Un “venerdì nero” che ha lasciato dietro di sé un paesaggio spettrale e una ferita profonda nel cuore di Lucera. È il bilancio dell’incendio che il 12 giugno scorso ha devastato il boschetto del Colle Albano e interessato anche la Fortezza Svevo-Angioina, uno dei luoghi simbolo della città.
A raccontare la drammatica giornata sono state le Guardie Ambientali Volontarie Italiane (GAVI) di Lucera, intervenute tra le prime sul posto.
“Il nostro venerdì nero. Nove ore di lavoro ininterrotto per vedere la distruzione totale del bosco”, scrivono in un post pubblicato sui social. “Al nostro arrivo c’erano già almeno tre fronti attivi e nessuna squadra in supporto. Abbiamo operato da soli per almeno un’ora e mezza o due con il solo supporto della Polizia Locale. In queste condizioni è impossibile gestire un incendio di quelle proporzioni e con quel vento”.
L’appello delle Guardie Ambientali
Le Guardie Ambientali puntano il dito soprattutto contro un fenomeno che continua a ripetersi negli anni e che rischia di compromettere il patrimonio ambientale della città.
“Il problema più grande resta sempre lo stesso: quale futuro c’è per una città messa sotto assedio dagli stessi concittadini? È una mamma continuamente colpita dai propri figli, e questo fa male più di tutto”, si legge ancora nel messaggio.
Da qui la richiesta di aprire un confronto pubblico sul tema. “Si apra un dibattito vero, senza polemiche, un dibattito fondato esclusivamente sulle soluzioni”.
Le fiamme arrivano dentro la Fortezza
Le operazioni di spegnimento e bonifica sono proseguite fino alla mattinata successiva. Dopo oltre nove ore di intervento, i volontari della Protezione Civile e i vigili del fuoco sono riusciti a domare il rogo.

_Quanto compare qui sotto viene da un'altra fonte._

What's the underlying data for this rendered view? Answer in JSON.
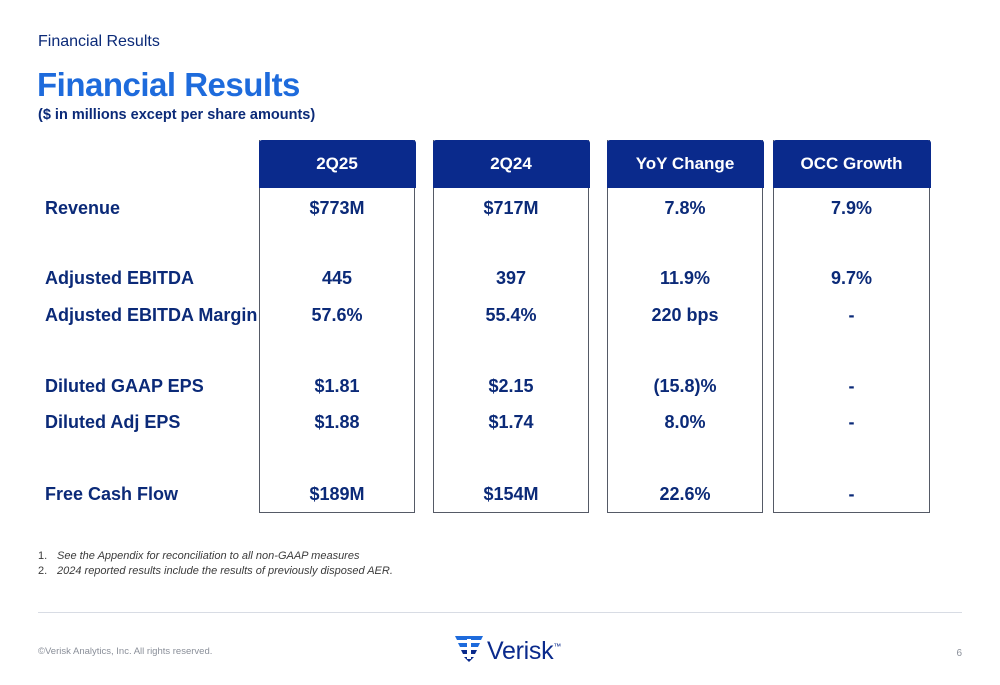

Le immagini riprese dal drone di Paolo Cibelli, socio dell’Archeoclub di Lucera “Minerva”, mostrano dall’alto l’enorme estensione dell’area bruciata attorno al Castello e lungo il Colle Albano.
Particolarmente preoccupante il bilancio tracciato dall’Archeoclub, guidato dal presidente Walter Di Pierro, che ha effettuato un sopralluogo nella mattinata successiva all’incendio.
Annullato l’evento delle Giornate Europee dell’Archeologia
Le conseguenze del rogo hanno costretto l’associazione ad annullare l’evento previsto nell’ambito delle Giornate Europee dell’Archeologia 2026, non essendo garantite le necessarie condizioni di sicurezza.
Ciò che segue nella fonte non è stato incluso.